Morocco has a cafe culture rather than a drinking culture. Alcohol is available, but most bars are smoky male-dominated affairs. Top-end hotels, restaurants and some riads offer the best relaxed drinking options if you're looking for something stronger than mint tea.
Marrakesh has a thriving nightclub scene, but elsewhere in Morocco there's a paucity of nightlife.
Yes, you can drink alcohol in Morocco without offending local sensibilities, as long as you do it discreetly. Serving alcohol within Moroccan medinas may be frowned upon, and liquor licences an expensive bureaucratic nightmare – but many Moroccan guesthouses and restaurants get around these hurdles by offering booze in a low voice, and serving it out of sight indoors or on a terrace. So if you’re in the mood for a beer and don’t find it on the menu, you might want to ask the waiter in a low voice, speakeasy-style.
One note of caution: quality assurance is tricky in a Muslim country where mixologists, micro-brewers and licensed sommeliers are in understandably short supply, and your server may not be able to make any personal recommendations from the wine menu. Since wines are subject to unpredictable heat exposure in transit and storage, be sure to taste your wine before the server leaves the table – red wines are especially subject to spoilage. Don’t hesitate to send back a drink if something about it seems off; your server will likely take your word for it.
Moroccan white wines are a solid bet, including the crisp, food-friendly Larroque; well-balanced, juicy Terre Blanche, a Chardonnay/Viognier/Sauvignon Blanc blend; citrusy, off-dry Cuveé du Président Sémillant; and Siroua S, a cool coastal Chardonnay.
Gris & Rosé are refreshing alternatives, especially not-too-fruity Medaillon Rosé de Syrah; peachy-keen Eclipse Grenache/Cinsault blend; fresh, fragrant Domaine Rimal Vin Gris; the juicy, aptly named Rosé d’un Nuit d’Eté (Summer’s Night Rosé) of Grenache/Syrah; and the crisply top-range Volubilia.
Reliable reds include the quaffable Burgundian-style Terre Rouge from Rabati coastal vineyards; well-rounded Volubilia from Morocco’s ancient Roman wine-growing region; and spicier Merlot-Syrah-Cabernet Sauvignon Coteaux de L’Atlas Premier Cru. Guerrouane Rouge is a heavy red at the cheaper end of the scale, while Morocco's Jewish community has bequeathed the country an interesting selection of kosher wines.
Casa is a fine local pilsner beer. Flag Special is affordable and the most popular beverage in Morocco (25 million units consumed annually)
Mahia, a Moroccan spirit distilled from figs, is around 80% proof, with a flavour somewhere between Italian grappa and Kentucky moonshine. You won’t find it on most menus, because it’s usually made in home distilleries for private consumption. If you’re staying at a guesthouse, your hosts may know where you can get some, but they may try to warn you off the stuff – mahia hangovers are legendary.
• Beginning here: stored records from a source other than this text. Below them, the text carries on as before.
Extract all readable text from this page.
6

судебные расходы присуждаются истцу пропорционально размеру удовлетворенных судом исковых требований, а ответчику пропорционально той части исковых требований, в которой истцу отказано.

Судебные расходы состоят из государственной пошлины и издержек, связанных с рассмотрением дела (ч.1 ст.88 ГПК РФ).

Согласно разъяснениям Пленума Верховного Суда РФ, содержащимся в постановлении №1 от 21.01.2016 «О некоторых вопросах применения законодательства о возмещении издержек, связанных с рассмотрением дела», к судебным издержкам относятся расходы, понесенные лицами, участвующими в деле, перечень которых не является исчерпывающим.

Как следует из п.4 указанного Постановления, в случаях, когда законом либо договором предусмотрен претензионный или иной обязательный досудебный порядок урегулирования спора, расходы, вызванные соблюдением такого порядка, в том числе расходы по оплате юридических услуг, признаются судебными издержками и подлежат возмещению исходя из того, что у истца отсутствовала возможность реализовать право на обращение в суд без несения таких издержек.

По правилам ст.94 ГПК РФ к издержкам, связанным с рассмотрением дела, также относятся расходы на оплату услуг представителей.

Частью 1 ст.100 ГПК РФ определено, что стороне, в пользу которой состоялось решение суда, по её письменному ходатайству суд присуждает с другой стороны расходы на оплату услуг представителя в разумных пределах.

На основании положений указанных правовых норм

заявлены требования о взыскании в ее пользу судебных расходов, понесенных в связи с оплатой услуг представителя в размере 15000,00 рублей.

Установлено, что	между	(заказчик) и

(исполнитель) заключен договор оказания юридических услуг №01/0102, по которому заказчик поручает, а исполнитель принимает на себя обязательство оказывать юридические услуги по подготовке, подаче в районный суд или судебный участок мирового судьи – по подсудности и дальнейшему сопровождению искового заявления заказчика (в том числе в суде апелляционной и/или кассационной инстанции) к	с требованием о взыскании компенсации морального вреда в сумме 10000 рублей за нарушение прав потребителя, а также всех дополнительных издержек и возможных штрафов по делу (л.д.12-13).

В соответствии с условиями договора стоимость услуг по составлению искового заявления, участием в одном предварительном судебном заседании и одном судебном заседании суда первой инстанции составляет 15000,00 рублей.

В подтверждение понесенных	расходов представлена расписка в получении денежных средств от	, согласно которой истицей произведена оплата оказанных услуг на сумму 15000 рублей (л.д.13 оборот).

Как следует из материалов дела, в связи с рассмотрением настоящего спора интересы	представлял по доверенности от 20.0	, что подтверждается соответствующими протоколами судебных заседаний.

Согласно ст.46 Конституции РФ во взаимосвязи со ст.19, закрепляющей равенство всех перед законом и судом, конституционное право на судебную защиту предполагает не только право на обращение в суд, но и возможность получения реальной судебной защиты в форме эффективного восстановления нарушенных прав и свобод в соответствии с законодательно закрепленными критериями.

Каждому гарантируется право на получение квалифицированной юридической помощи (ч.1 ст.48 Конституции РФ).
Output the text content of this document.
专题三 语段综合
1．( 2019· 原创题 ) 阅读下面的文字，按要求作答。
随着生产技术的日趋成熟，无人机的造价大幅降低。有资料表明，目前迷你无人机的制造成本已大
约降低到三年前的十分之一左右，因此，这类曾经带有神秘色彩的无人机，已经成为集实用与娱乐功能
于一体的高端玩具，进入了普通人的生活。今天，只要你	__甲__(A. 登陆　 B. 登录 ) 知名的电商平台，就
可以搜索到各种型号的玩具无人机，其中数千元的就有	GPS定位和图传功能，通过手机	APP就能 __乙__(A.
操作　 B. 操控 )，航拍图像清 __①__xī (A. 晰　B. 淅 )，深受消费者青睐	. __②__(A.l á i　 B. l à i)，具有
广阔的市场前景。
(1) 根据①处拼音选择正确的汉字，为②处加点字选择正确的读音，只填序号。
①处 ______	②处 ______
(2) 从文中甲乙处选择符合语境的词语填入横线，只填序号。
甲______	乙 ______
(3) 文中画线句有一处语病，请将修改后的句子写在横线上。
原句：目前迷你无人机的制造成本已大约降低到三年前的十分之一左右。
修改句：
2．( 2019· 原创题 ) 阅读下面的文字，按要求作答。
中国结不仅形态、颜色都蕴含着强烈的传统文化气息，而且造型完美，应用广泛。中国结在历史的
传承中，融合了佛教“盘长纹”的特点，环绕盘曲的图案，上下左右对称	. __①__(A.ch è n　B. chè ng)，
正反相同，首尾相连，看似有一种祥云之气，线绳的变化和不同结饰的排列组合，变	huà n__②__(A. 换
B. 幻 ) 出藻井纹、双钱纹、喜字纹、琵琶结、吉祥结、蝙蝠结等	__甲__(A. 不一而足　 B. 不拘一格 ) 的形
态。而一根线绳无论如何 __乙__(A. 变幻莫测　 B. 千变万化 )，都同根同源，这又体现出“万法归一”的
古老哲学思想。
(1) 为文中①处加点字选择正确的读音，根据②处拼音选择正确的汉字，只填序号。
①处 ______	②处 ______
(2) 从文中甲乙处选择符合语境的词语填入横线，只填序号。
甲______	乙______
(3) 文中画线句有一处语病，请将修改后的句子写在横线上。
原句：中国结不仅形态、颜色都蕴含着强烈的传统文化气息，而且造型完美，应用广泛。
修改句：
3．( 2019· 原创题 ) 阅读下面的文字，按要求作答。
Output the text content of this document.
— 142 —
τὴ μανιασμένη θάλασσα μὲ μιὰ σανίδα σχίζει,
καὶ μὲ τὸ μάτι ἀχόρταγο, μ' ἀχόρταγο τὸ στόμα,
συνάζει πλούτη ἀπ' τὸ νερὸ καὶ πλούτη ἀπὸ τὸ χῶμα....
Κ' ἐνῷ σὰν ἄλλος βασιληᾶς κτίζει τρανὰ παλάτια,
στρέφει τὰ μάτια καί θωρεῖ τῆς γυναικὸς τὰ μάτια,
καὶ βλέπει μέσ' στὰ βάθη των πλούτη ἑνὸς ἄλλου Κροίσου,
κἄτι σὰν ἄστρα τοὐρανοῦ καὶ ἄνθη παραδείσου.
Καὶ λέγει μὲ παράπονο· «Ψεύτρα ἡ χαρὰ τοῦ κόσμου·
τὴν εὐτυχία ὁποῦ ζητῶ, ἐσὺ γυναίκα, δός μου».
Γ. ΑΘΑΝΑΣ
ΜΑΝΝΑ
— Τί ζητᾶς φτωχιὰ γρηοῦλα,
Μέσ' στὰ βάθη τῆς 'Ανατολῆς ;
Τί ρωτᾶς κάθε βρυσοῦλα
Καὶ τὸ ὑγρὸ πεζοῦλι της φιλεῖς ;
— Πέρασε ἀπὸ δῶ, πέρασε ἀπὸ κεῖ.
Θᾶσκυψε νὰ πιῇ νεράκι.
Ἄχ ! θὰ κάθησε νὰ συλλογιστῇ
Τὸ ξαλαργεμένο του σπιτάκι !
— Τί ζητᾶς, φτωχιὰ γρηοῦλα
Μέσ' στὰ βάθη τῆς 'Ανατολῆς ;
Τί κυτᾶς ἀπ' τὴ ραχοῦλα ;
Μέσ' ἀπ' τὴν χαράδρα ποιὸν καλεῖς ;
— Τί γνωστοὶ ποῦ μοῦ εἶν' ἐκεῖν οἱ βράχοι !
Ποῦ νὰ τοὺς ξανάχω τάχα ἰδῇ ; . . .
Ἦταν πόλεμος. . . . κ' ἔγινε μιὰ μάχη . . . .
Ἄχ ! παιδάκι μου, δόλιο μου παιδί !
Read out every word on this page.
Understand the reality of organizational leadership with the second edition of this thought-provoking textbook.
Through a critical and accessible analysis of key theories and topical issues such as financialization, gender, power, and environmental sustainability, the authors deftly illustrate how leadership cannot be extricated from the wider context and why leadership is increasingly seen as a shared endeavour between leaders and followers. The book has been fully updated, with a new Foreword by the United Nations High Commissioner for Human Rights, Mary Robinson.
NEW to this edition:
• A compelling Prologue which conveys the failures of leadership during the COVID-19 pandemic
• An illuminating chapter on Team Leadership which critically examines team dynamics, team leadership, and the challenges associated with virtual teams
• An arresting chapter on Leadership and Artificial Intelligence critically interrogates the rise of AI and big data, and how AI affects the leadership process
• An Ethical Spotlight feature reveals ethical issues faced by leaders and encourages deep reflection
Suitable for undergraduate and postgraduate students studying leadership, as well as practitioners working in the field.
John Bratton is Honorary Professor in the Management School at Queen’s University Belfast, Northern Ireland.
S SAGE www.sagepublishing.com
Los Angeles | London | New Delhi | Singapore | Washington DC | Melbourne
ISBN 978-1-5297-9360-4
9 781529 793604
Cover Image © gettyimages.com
To wash your diffa (feast) down and stay hydrated, you’ll need a good amount of liquid. Day and night, don’t forget to drink plenty of bottled or purified water. Vying to quench your thirst are orange-juice vendors loudly singing their own praises, and water vendors in fringed tajine-shaped hats clanging brass bowls together.
If you’re offered Moroccan mint tea, don’t expect to bolt it and be on your way. Mint tea is the hallmark of Moroccan hospitality, and it's a sit-down affair that takes around half an hour. If you have the honour of pouring the tea, pour the first cup back into the teapot to help cool it and dissolve the sugar. Starting from your right, pour each cup of tea from as high above the glass as you can without splashing. Your hosts will be most impressed.
Moroccan mint tea ('Berber whiskey') may be ubiquitous after meals, but you can find a mean cup of coffee in Morocco, too. Most of it is French-pressed, and delivers a caffeine wallop to propel you through the souqs and into the stratosphere. Moroccans tend to take their coffee thick and black; ask for nus-nus ('half and half') to have it mixed with steamed milk.
Moroccan tap water is often potable, though not always – so stick with treated water or local mineral water. Sidi Ali and Aïn Saiss are the biggest brands, along with sparkling Oulmes.